Colonization, species invasion, deforestation, sugar cane plantations. The earth has been gravely mistreated since the illegal occupation of Hawai'i began over a century ago. In a habitat with no winter, no large predators and nitrogen-poor soil, so much existed tenuously. So much was erased, island by island.
Would you believe that, far above the bungalows, introduced black rats live on top of the highest mountains on Oahu?
My relationship with Mother Earth is the most important and inviolate part of my identity as a person of indigenous descent. Whether dwelling in the homeland of my ancestors or Hawaii, the land of the kānaka ʻōiwi, the ʻāina (Hawaiian for earth) and my love for her is the same.

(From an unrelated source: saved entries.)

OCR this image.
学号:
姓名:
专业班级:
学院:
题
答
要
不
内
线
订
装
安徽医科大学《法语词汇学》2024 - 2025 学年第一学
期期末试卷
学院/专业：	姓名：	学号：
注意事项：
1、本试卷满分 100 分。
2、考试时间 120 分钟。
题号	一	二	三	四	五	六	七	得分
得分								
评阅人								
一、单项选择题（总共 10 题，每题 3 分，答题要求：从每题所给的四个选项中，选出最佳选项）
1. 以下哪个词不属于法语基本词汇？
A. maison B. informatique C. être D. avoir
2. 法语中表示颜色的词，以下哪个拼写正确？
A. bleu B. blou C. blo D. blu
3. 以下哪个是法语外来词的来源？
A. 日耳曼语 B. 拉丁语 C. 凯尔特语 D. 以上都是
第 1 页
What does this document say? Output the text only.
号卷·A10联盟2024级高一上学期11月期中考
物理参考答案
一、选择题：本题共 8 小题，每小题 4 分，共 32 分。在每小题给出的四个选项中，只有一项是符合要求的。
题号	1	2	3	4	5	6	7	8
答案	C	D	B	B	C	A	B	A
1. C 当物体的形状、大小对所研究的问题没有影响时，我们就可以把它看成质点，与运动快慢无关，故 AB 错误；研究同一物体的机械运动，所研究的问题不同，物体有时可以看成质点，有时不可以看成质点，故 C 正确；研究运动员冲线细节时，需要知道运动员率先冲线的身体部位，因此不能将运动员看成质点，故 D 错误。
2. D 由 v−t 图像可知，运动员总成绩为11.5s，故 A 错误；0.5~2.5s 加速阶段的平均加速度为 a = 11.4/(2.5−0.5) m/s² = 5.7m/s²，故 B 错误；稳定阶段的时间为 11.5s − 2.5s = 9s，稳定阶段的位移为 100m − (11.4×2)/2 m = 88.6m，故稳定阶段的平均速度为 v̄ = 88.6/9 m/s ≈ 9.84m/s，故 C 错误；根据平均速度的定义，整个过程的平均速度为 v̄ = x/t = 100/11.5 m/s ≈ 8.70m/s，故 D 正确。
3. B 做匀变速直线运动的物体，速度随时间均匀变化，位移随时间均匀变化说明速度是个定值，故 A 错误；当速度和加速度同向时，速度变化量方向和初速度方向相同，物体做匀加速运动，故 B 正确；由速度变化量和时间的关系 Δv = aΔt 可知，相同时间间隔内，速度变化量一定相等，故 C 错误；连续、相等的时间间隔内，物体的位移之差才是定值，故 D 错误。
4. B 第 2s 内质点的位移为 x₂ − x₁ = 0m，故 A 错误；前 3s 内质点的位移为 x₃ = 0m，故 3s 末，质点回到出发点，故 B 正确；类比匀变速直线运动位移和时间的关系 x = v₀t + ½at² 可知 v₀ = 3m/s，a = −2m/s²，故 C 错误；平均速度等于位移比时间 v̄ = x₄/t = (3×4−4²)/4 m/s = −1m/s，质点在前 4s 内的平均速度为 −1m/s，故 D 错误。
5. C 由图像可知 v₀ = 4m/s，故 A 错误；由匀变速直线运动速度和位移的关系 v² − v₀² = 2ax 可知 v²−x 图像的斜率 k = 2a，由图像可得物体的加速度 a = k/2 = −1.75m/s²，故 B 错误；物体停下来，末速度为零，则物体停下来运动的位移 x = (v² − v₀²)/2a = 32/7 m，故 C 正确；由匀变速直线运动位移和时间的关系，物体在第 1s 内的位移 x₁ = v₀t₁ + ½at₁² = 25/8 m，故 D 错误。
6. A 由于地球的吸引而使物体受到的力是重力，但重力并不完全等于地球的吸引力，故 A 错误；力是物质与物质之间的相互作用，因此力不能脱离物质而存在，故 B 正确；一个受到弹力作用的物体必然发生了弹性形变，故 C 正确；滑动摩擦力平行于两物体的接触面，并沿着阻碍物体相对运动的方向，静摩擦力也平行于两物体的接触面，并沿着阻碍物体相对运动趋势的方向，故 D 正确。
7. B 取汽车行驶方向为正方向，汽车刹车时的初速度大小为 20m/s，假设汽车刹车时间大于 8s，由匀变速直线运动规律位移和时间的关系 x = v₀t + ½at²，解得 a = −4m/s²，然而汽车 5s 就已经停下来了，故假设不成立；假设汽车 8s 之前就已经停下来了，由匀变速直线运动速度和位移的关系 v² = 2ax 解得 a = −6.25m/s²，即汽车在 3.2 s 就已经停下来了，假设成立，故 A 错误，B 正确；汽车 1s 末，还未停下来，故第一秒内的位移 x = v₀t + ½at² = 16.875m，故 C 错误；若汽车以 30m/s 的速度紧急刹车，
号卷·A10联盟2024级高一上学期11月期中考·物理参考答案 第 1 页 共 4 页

I attempt to help heal the invasions, and usher renewal and return for the littlest things. If I volunteer to protect the old ways of the ingenious native Hawaiian aquaculture, it is still assisting that balance. More commonly, I assist in government wildlife conservation. Sometimes, I do this on my own in the wild, because my appetite proves too extreme for friends, casual hikers most of them.
This week it was with government. We were planting a species of Schidea, in the carnation family. The Army as a significant landowner and natural resources operation on the islands does a lot of this work, and actually supplied the government organization with these individuals, left. This tub rested on my back up the mountain in the Waianae (why-a-nye) Range, which forms the western side of Oahu. Our handful of volunteers ranged from a teenager to a septuagenarian. We all scrambled up the mountain adeptly.
The lowlands systems of the southern Hawaiian islands nearly all died a long time ago, which leaves only a few slivers of preserve to mourn them. Fortunately, the massive flanks of lost volcanoes form great chains of mountains, too extreme for intensive agriculture or development. Here, conservationists fight to halt the extinctions. Hawaii has lost dozens of bird species and over 110 species of plant.
Up in the mountains, rats, cats, and feral pigs destroy native perennials and of course, the many unique birds from wetlands and shore which evolved without significant predators.
Here, to the right, you catch a glimpse of almost-what used to be, although it is not as pristine as appearances suggest. A state employee accompanying us (who gave me a much appreciated hour and a half ride to the site, and then back) said there were maybe three tiny habitats on the whole island where the forest was mostly intact, that is, without serious plant invasions. Even the tops of the mountains are commonly marked by invasive ironwood, eucalyptus trees from Australia, or guava or strawberry quava or Christmas berry. I have seen the rat bait on the very ridges. The view in this photo shows a forest scene better than most.
A previous journey had me resurrect the dead: a plant species which had gone extint in the wild over a decade ago. It was last seen up on the cliffs in 1997 where it was best accessed by helicopter. You can see it below. Ethically, I'm sworn to secrecy about its state and location to keep it protected.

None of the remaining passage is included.